# Mallet for mortising chisel?



## Smile_n_Nod (Jan 20, 2011)

What type of mallet is best for use with a mortising chisel? Is a standard wooden carpenter's or carver's mallet sufficient, or is a heavier mallet required?


----------



## KenBry (Sep 13, 2011)

Ideal mallet style
http://www.amazon.com/Crown-106-Beechwood-Mallet-2-Inch/dp/B002S0OIW6/ref=sr_1_1?ie=UTF8&qid=1340585670&sr=8-1&keywords=Wood+mallet

You can make your own, or buy one


----------



## bandit571 (Jan 20, 2011)

Seems I have a 32oz Ball Pean hammer handy when I chop mortises out. Kind of a short handle on it, a more compact swing, i guess. For those items where i can make a nice long swing, I have a long handled 20oz BP. Mortises or cold chisel work, all the same hammer to me.


----------



## LeeBarker (Aug 6, 2010)

Dead-blow hammer adherents will tell you you'll be in the game longer if you use their weapon of choice. All of the energy goes through the hammer.

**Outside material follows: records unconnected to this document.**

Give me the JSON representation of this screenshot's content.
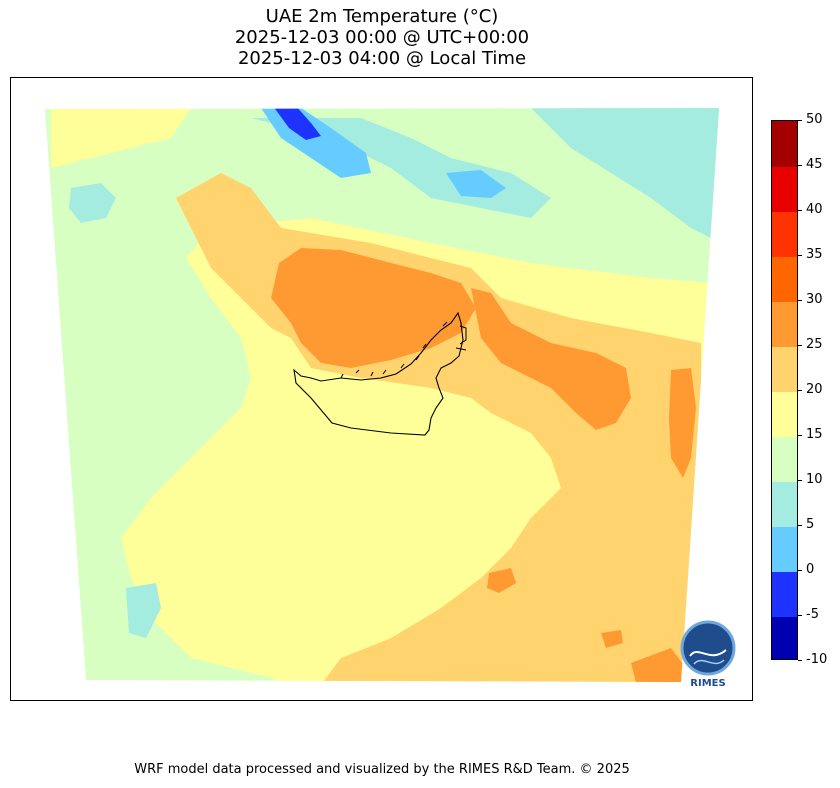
{
  "title": {
    "line1": "UAE 2m Temperature (°C)",
    "line2": "2025-12-03 00:00 @ UTC+00:00",
    "line3": "2025-12-03 04:00 @ Local Time"
  },
  "colorbar": {
    "labels": [
      "-10",
      "-5",
      "0",
      "5",
      "10",
      "15",
      "20",
      "25",
      "30",
      "35",
      "40",
      "45",
      "50"
    ],
    "colors": [
      "#0000b3",
      "#1f33ff",
      "#66ccff",
      "#a4ebe0",
      "#d8ffc2",
      "#ffff99",
      "#ffd36e",
      "#ff9a33",
      "#ff6600",
      "#ff3300",
      "#e80000",
      "#a50000"
    ]
  },
  "logo": {
    "text": "RIMES"
  },
  "footer": {
    "text": "WRF model data processed and visualized by the RIMES R&D Team. © 2025"
  }
}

The whole story, well, 90% of it, is to move the chisel into the wood. The other 10% would be a handle that feels good.

Kindly,

Lee


----------



## Oldelm (Jun 11, 2012)

I never gave the size of the mallet I use much thought. I have used a round carpenters mallet for 25 years or so for everything. I did weigh it after seeing your post, it weighs in a 1lb 2oz. I use it for everything on the bench from barely tapping a small gouge to a hard hit on a mortise chisel. The largest mortises I cut are 1/2" and lately have been in red oak. It seems to me that if I take really heavy blows on my mortise chisels in the oak it tends to dull the chisel faster and not drive it much farther than what I feel is just a medium hit. That is with a 30 degree grind and a very slight secondary bevel. The dulling could be a function of the chisel itself, my chisels are older and not the best. The mallet has become an extension of me over the years so I guess I have that muscle training that it talked about today. I would like to see more comments on this subject. Is it mallet weight, power of the strike, chisel weight? Good subject.


----------